The Octal defining safety feature includes more head coverage and additional protection for the temples and back of the head, which is notable from the first fit. Also less usual is the use of fewer, but larger, ventilation slots. POC insist that this ventilation design allows more air to flow through the helmet, which I cannot deny on testing this on some very hot days. Once you’re moving, the air is for sure flowing. Add this together with the ‘Coolbest' padding, which helps reduce the temperature on contact with the head, and POC have seemingly innovated a helmet that can do both increase coverage and yet decrease that hot and claustrophobic feeling. This really is my go-to helmet.
The Fondo/AVIP Collection
Produced in a sumptuous collection of colours, all designed to be coordinated with a number of accessories, and aligned with a colour for each of the World Grand Fondo Series, the Fondo range already stands out from the crowd, but it won’t be until you wear it that you’ll notice what I did, and that is; absolutely nothing! Now, let me explain, the jersey didn’t ride up, pinch at the arms, catch anywhere, or fail on unzipping. Not one thing bothered me about this jersey at all, and sadly that is rather hard to say about jerseys these days.
Although the jerseys all tie in with coordinated colours, I quite liked how they tied in with each other, so I grabbed a grey jersey (representing New York) and some red gloves (representing Rio). Again, these things just worked; the soft palms protected my hands throughout long days in the saddle, but were supple enough to get good feedback and control on the bars. The little grippers did their job and offered a nice touch of visibility when signalling too. The little tabs between the fingers want that these little mitts were whipped off without a fight after a ride too. I don’t usually like finger-less gloves as so many bunch up in the palms of my hands, but these did not.
On test were the AVIP bib-shorts, similar to the Fondo shorts, both being navy blue, but with some added features. The warp knitted stretch fabric has a “thick”, compression-like feel to them, which really makes you feel sucked into place and clearly offers great support and circulation to the muscles, but it is also stretchy, so it never felt overly tight, nor did I end up with red marks all over my legs after a ride. They honestly just felt “right”. Both the material, and the chamois, have a very comforting, high-end feel to them, and both were as breathable as advertised. As with all of POC’s AVIP range, the main point of concern in this product is visibility, seen with a cluster of reflective dots on the buttocks area, and plenty of white “POC” logos on the side.

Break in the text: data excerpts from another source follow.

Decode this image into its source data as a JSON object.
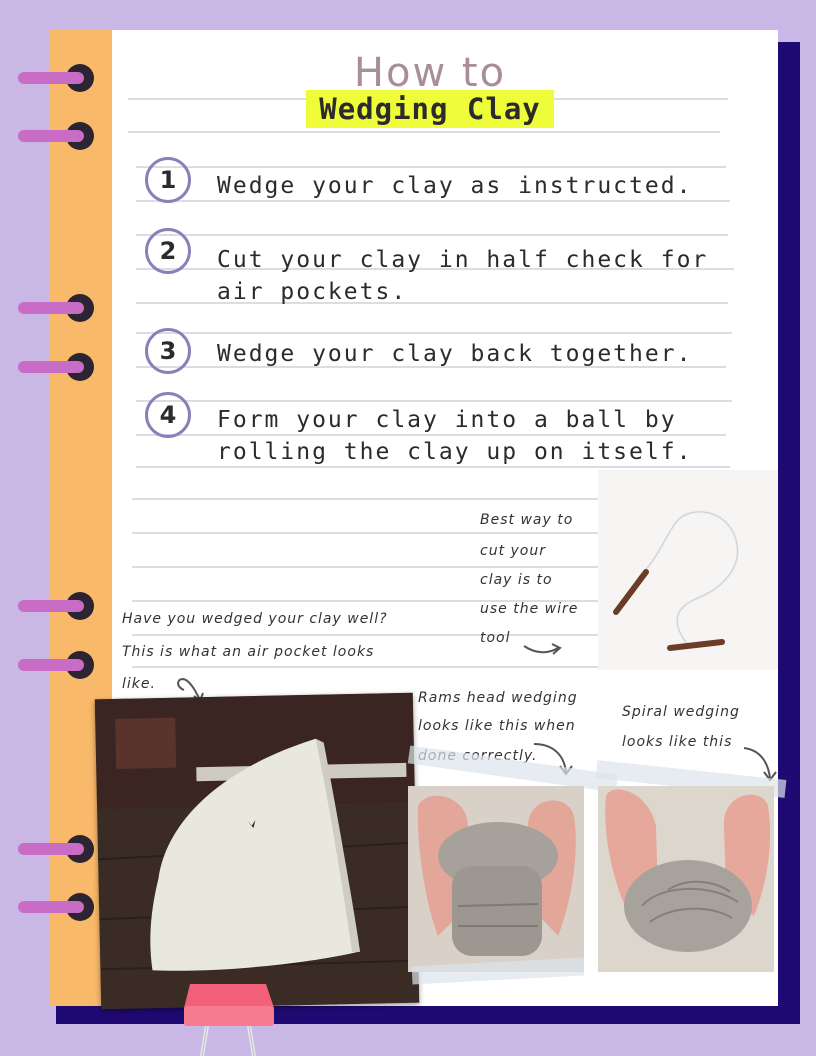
{
  "title": {
    "line1": "How to",
    "line2": "Wedging Clay"
  },
  "steps": [
    {
      "number": "1",
      "text": "Wedge your clay as instructed."
    },
    {
      "number": "2",
      "text": "Cut your clay in half check for air pockets."
    },
    {
      "number": "3",
      "text": "Wedge your clay back together."
    },
    {
      "number": "4",
      "text": "Form your clay into a ball by rolling the clay up on itself."
    }
  ],
  "notes": {
    "air_pocket": [
      "Have you wedged your clay well?",
      "This is what an air pocket looks",
      "like."
    ],
    "wire_tool": [
      "Best way to",
      "cut your",
      "clay is to",
      "use the wire",
      "tool"
    ],
    "rams_head": [
      "Rams head wedging",
      "looks like this when",
      "done correctly."
    ],
    "spiral": [
      "Spiral wedging",
      "looks like this"
    ]
  },
  "colors": {
    "background": "#c9b8e6",
    "spine": "#f9b96a",
    "highlight": "#eefc3a",
    "number_circle": "#8c7fb8",
    "rings": "#c86cc6",
    "binder_clip": "#f2607a",
    "back_page": "#1f0a73"
  }
}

On first look, POC always seem to be a high-end, high-priced product, which ties in with their classy, clean look and excellent range of colours and accessory coordination. It’s not until you give them a go, and look into the research put into each product in terms of safety and innovation, that you really realise where that price tag comes from. POC never fail to surprise me with tiny innovations that make a big difference, and their attention to fit and comfort is never secondary. This outfit has become a favourite this summer, and their products have really become a go-to brand for me recently, both on and off-road, as I find myself reaching for this label every time I ride. Well worth the money in my opinion, especially their helmets.